Setelah bulan Ramadhon 2009 tersebut berakhir, maka semakin dekatlah masa keberangkatan penulis ke tanah Kinanah tersebut. Karena waktu itu telah memasuki bulan September, itu artinya kurang lebih 1 bulan lagi (kalau seandainya janji mereka tepat) penulis akan meninggalkan kampung halaman yang selama kurang lebih 19 tahun telah penulis diami. Kemudian penulis juga memanfaatkan bulan September itu untuk menemui seluruh guru-guru yang telah mengajarkan berbagai ilmu pengetahuan kepada penulis. Dan respon merekapun sangat positif serta alunan doa dan harapan senantiasa keluar dari mulut-mulut mereka yang membuat hati ini seakan-akan seperti orang yang diharapkan menjadi seorang tokoh reformis pada beberapa tahun yang akan datang. Semoga saja hal itu dapat penulis wujudkan demi balas budi penulis terhadap doa dan seluruh harapan tersebut.
           
Hari demi hari penulis jalani dengan penantian sembari senantiasa mencari informasi dari pihak Kedutaan kalau-kalau ada informasi penting yang berkaitan dengan jadwal keberangkatan. Tapi sampai bulan September itu, mediator tersebut mengatakan belum adanya konfirmasi dari pihak Mesir mengenai pendaftaran dan jadwal keberangkatan. Namun sebagai tambahan informasi mediator tersebut juga mengatakan seluruh berkas kami yang dinyatakan lulus dalam test kemaren sudah dikirimkan ke Mesir dan sekarang hanya menunggu konfirmasi saja dari pihak Azhar. Sehingga kami hanya diminta sabar dan sabar menunggu dalam beberapa bulan ini. Disela-sela penungguan tersebut, penulis bersama teman-teman Sumbar yang lulus seperti Eka Saputra, Imam Mujaddid, Vipne Dzulmayusir, Fatimah Insani Zikra dan Yahya Ibrahim juga sempat mengajukan proposal bantuan dana buat perjalanan ke Mesir ke beberapa instansi pemerintahan yang ada di Sumatera Barat. Diantaranya kantor Gubernur Sumbar dalam hal ini diwakili oleh departement pendidikan Sumbar, kemudian Kakandepag Sumbar di Jalan Sudirman dekat asrama haji lama, kemudian kantor Bupati Agam, Kantor Bazda Agam dan Sumbar. Dan alhamdulillah dari beberapa tempat tersebut kami memperoleh tambahan dana yang lumayan cukup untuk sekedar ongkos pesawat.hehe. Alhamdulillah.
           
Tanpa terasa bulan Septemberpun telah beransur-ansur meninggalkan penulis. sekarang penulis berada di bulan Oktober, yaitu bulan dimana pada bulan itu kami dijanjikan untuk diberangkatkan ke Azhar Mesir oleh pihak Kedubes.

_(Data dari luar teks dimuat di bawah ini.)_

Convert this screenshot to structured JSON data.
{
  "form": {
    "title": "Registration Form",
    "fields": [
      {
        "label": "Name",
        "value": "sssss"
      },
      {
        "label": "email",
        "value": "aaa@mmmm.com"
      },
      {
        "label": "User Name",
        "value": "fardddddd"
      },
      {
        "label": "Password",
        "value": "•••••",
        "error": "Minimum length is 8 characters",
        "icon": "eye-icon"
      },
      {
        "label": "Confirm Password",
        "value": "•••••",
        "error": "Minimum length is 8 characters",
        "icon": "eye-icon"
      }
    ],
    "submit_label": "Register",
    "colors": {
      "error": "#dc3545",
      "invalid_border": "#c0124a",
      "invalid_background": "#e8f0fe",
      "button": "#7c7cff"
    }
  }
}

Namun anehnya sampai saat itu kami belum juga mendapatkan kejelasan mengenai hari pasti keberangkatan. Dan setiap kami bertanya, baik kepada pihak kedubes ataupun mediator yang bernama ibuk Sri Sabbahatun itu, jawabannya selalu seperti bulan sebelumnya yaitu “sampai saat ini kami belum menerima konfirmasi dari pihak Azhar, jadi tunggu saja ya.!!”, itulah untaian kalimat yang selalu kami dapatkan setiap kali bertanya kepada pihak kedutaan. Tapi untuk kesekian kalinya kami terpaksa harus memperkuat kesabaran kembali, karena tidak ada daya dan upaya dari kami kecuali hanya menunggu. Sementara itu masyarakat penulis yang telah terlanjur mengetahui bahwa penulis akan berangkat pada bulan ini, tak henti-hentinya bertanya kepada penulis perihal keberangkatan penulis ke negeri seberang, namun penulis hanya dapat berkilah “belum ada panggilan pak/buk” seperti itu. Tapi walaupun sudah diajawab seperti itu mereka tetap saja bertanya dan bertanya mengenai hal yang sama. Bahkan ada diantara mereka pada pagi harinya sudah bertanya, kemudian pada sore harinya kembali bertanya dengan pertanyaan yang persis sama saat kebetulan bertemu dengan penulis pada sore harinya. Penulis hanya bisa tersenyum dan menjawab sekenanya saja sembari berdoa kepada Allah semoga penulis dapat berangkat sesegera mungkin.

Hikmah Dibalik Penungguan
Pada bulan November ditahun yang sama tanpa penulis kira sebelumnya nenek dari pihak ibu penulis meninggal dunia. Lantaran kecelakaan yang beliau alami pasca pulang berkunjung dari rumah anak-anak beliau yang berada di belakang stasiun Baso. Ceritanya pada saat beliau berangkat pulang menuju rumah beliau yang terletak sekitar satu kiloan dari rumah penulis, setelah berkunjung kepada seluruh rumah anak-anak beliau yang berada disekitar rumah penulis. Salah seorang sepupu penulis yang bernama Ni Mur, anak dari kakak perempuan ibu penulis berencana untuk mengantarkan beliau ke rumahnya yang kami sebut dengan daerah Ujuang, Baso. Akan tetapi sang nenek menolak untuk diantarkan dengan alasan beliau sanggup untuk pulang sendiri. Sepupu penulispun tidak bisa memaksa, akhirnya pulanglah beliau sendirian dengan berjalan kaki. Pada jam 5 sore di hari itu (Sabtu kalau penulis tidak salah), sebuah mobil parkir disebelah kiri jalan, kebetulan jalan menuju rumah beliau dari rumah penulis itu melewati jalan raya Baso-Batusangkar. Secara refleks beliau berjalan agak ketengah badan jalan untuk mendahului mobil yang tengah sedang parkir tersebut. Tanpa beliau sadari, ternyata tiba-tiba dari arah belakang sebuah motor dengan kecepatan tinggi melaju dan menabrak tubuh beliau dari belakang. Badan beliaupun terpental hingga ketepi jalan sebelah kiri, dengan kepala yang sedikit terbentur ke aspal.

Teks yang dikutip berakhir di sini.